Black, Hispanic women share feelings of “impostorism,” self-doubt

Sofia Treviño, Life and Arts reporter

Editor’s Note: This article first appeared in the October 19 flipbook.

Attending Calculus I office hours for the first time her freshman year, Rebecca Cedillo remembers her professor saying civil engineering “wouldn’t work out for her.” Cedillo left the encounter feeling disheartened and questioning her worth.

“It took me so much time to accept that I do belong here, that they didn’t make a mistake when they admitted me into UT,” Cedillo said. 


UT’s new class welcomed 27.1% Hispanic students, a record high and 5.4% Black students, a slight decrease from last year. Many students, especially women of color, still feel out of place among their peers, leading to feelings of self-doubt.

Kevin Cokley, department chair of educational psychology, researches the imposter phenomenon. He said compared to their white peers, students of color experience the phenomenon more deeply due to outside messages about their groups.

“Individuals will work incredibly hard (and) try to be perfect,” Cokley said. “No one is perfect, and the failure to be perfect can contribute to even more feelings of (being an) imposter.”

As one of the few Black women in her graduate program, Shaina Hall, a counseling psychology doctoral student, said UT should invest more in students of color by providing more community spaces or through fellowships and research opportunities.

“Being a student of color in spaces where I’m not supported perpetuates those feelings of not being good enough,” Hall said. “We will always have imposter phenomenon if the systems that we’re in continue to validate that students are inferior.”

Amid a white male majority in her engineering classes, Cedillo said she prepared extra to gain respect from her classmates. Cedillo said her peers overlooked her input, which made her feel as though she needed to prove her capability to herself and to them.

“(Faced) with microaggressions and misogyny every week in class, I felt so out of place,” Cedillo said. “(I would ask), ‘What is wrong with me? Why do I feel so dumb?’” 

When she struggled with understanding class material, Cedillo said asking for help made her feel inferior to her peers. She said she felt like she needed to know all the answers all the time, and she felt unworthy of her scholarship when she didn’t know something.

“One of my biggest fears my freshman year was being seen as a failed investment because I got a full ride,” Cedillo said. “I felt like I wasn’t doing anything with it because I was just so emotionally drained.”

Transitioning from a majority Hispanic high school in Austin to UT, journalism sophomore Michelle Tamayo said she felt as though she had to catch up to her peers’ accomplishments, especially as a first generation college student with immigrant parents.

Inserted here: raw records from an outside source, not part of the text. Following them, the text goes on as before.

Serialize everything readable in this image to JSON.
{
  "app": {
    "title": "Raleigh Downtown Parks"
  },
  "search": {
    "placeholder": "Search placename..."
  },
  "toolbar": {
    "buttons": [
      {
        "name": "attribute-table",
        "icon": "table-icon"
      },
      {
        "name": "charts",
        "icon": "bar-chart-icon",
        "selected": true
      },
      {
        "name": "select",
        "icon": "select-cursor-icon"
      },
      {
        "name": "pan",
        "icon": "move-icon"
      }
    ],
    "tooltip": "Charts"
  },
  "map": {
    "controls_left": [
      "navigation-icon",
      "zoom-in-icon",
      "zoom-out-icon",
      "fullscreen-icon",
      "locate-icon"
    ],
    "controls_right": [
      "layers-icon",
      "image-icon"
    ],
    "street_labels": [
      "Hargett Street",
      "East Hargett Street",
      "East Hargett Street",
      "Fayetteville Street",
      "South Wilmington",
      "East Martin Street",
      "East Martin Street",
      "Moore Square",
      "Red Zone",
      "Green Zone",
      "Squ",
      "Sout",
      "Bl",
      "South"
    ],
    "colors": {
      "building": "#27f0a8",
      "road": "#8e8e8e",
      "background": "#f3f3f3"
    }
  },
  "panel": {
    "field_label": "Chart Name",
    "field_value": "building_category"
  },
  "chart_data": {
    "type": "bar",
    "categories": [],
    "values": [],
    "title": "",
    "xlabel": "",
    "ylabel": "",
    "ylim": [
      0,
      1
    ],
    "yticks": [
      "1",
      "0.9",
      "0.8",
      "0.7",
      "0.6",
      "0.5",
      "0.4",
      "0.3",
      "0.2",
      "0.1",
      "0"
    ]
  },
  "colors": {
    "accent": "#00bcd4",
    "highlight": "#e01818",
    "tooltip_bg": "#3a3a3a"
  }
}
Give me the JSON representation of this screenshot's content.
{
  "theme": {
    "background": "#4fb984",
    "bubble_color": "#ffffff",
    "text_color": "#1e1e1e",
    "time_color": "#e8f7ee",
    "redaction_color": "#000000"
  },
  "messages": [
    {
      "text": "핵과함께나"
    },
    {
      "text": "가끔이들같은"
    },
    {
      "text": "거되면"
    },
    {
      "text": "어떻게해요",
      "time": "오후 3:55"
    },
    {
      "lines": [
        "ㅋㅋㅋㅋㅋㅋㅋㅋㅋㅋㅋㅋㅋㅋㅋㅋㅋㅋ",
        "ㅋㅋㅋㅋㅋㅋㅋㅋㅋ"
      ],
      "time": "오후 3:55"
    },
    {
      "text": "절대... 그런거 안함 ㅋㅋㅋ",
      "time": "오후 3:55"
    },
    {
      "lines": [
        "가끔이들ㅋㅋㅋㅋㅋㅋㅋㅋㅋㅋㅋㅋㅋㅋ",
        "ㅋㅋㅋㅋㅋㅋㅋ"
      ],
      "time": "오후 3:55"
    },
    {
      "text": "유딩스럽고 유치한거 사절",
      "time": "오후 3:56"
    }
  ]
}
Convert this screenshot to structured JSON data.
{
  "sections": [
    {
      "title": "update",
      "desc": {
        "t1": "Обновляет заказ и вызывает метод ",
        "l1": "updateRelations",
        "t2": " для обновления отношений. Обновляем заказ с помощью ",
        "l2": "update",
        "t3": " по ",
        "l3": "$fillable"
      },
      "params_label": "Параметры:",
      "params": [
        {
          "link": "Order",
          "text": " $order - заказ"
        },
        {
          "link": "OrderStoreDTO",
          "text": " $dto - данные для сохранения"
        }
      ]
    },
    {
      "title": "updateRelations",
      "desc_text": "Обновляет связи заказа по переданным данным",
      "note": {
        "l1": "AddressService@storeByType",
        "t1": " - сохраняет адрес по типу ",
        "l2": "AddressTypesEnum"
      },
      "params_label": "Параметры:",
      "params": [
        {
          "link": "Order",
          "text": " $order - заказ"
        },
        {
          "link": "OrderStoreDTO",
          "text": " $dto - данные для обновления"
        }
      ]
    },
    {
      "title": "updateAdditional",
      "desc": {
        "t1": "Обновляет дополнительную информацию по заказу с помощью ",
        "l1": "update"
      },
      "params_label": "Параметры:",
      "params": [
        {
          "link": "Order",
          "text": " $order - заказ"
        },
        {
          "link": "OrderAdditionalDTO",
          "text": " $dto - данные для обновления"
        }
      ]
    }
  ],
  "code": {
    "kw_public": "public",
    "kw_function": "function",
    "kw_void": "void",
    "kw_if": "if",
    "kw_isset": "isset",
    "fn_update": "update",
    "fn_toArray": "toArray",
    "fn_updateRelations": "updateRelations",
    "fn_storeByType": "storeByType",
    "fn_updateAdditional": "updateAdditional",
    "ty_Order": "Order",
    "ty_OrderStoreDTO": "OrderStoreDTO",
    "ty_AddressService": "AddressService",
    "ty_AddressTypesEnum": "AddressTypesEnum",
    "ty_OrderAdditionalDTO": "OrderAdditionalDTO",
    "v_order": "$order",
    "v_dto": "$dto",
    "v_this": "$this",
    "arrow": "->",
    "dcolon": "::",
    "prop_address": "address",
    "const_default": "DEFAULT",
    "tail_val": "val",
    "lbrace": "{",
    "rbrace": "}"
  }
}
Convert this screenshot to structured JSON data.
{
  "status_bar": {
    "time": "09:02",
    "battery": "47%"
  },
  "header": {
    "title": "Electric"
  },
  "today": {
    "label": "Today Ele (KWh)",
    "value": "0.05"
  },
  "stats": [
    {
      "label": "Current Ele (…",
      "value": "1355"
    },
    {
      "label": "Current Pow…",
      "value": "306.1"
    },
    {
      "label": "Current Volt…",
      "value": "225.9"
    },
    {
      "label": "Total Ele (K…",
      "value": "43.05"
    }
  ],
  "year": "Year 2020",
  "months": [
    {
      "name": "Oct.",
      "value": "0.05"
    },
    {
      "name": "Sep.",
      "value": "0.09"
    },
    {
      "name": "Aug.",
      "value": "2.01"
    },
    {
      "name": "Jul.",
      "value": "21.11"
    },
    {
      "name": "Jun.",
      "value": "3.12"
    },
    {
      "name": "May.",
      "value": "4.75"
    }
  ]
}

“All my life, my dad has told me, ‘We’re doing this for you,’” Tamayo said. “‘We’re working (and) this money is for your education.’ … So I don’t want to feel like all the hard work they’ve put in since they’ve gotten here was for nothing.”

Struggling to find students with similar backgrounds as her own, government sophomore Aria-Kailyn Tolbert said she joined Texas’ Black Student Alliance to ease her overwhelming feelings of self-doubt.

“I can talk to other Black students about not just feeling like an imposter academically, but feeling like an imposter on this campus because there’s so few of us,” Tolbert said. “It’s great to know I’m not the only one who’s struggling with these (feelings).”

To combat this feeling, Cokley said he recommends students who suffer from self-doubt and imposter feelings should write down any accomplishments they have, no matter how small, to look back to when doubting their abilities. He suggested talking to students who may share the same experiences. 

“People will suffer in silence with insecurities,” Cokley said. “But when you talk about it with other people who have a shared experience, you’ll find that you aren’t the only one feeling that way. You might be surprised to find out how many people feel the way that you do.”